Washington coach Tia Jackson also has struggled to find ways to cultivate consistency. Her players have twice admitted in postgame interviews that they didn't really show up 100 percent for games. The first was after a disappointing defeat against Oregon State, and the second was the setback Thursday against ASU.
Jackson begins every practice with meditation. The entire team joins hands in a circle, and everyone closes their eyes and is supposed to clear their minds of everything to focus on practice and the upcoming opponent.
Jackson, in her fourth season at UW, said she has experimented with the technique throughout her career. She decided to make it permanent this year after her high-school coach, Barbara McCool, died from cancer. McCool used meditation with her teams.
Still, Jackson found herself frustrated following the Huskies' loss to the Sun Devils. Washington played the Bay Area schools well last week, defeating California and losing to No. 3 Stanford by 10 points, but has lacked consistency at home.

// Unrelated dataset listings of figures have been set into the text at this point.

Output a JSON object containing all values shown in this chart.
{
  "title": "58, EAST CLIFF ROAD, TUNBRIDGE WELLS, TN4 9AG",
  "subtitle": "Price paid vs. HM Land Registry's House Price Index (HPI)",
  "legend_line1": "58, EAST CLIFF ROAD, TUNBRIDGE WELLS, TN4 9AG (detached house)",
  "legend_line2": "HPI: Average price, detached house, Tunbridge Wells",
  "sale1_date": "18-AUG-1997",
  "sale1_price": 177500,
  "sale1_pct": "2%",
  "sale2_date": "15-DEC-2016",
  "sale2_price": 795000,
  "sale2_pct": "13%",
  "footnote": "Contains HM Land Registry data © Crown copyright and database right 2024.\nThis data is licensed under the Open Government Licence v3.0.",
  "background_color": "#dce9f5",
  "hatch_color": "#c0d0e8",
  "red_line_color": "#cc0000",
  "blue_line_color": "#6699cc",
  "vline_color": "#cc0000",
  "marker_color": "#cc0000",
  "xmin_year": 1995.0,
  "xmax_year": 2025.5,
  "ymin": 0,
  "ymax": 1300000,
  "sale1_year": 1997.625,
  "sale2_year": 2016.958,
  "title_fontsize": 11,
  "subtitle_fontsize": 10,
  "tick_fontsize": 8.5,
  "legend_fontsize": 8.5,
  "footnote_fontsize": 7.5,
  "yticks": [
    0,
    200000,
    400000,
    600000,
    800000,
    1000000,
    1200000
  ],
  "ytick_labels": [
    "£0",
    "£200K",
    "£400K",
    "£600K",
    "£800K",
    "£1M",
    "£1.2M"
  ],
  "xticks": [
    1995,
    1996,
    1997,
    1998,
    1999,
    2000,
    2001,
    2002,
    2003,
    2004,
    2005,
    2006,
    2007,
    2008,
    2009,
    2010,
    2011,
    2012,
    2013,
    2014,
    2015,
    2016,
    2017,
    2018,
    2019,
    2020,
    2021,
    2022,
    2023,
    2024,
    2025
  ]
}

UW (10-13 overall, 5-9 Pac-10) plays Arizona (15-9, 6-7) on Saturday in the final home game of the season.
"We have to figure out how to be more consistent and take advantage when we're riding high," said Jackson. "We were riding pretty high this week and we've got to be able to put those two weekends together and solidify who we are consistently.
"We have to keep reminding them who we are and keep believing in who we are. We have to go out and do exactly what we are. That's what's going to do it. There's no new plays, no new drills. We will keep sticking to what we do."
Washington is eighth in the Pac-10 behind Washington State and California, despite going 3-0 against them so far this season. And mathematically, six teams still are vying for third place.
"A lot of people beating people is a tribute to what a great conference we have this year," Turner Thorne said. "Tia is doing a great job. She's really brought this group around. You watch them and they play hard. I really think they have things on the upswing. It's just sustaining it."
• FSN Northwest will televise Washington's road game Feb. 26 at rival Washington State. Tipoff is now 5:30 p.m. The Huskies have a 31-game win streak in the women's basketball Apple Cup.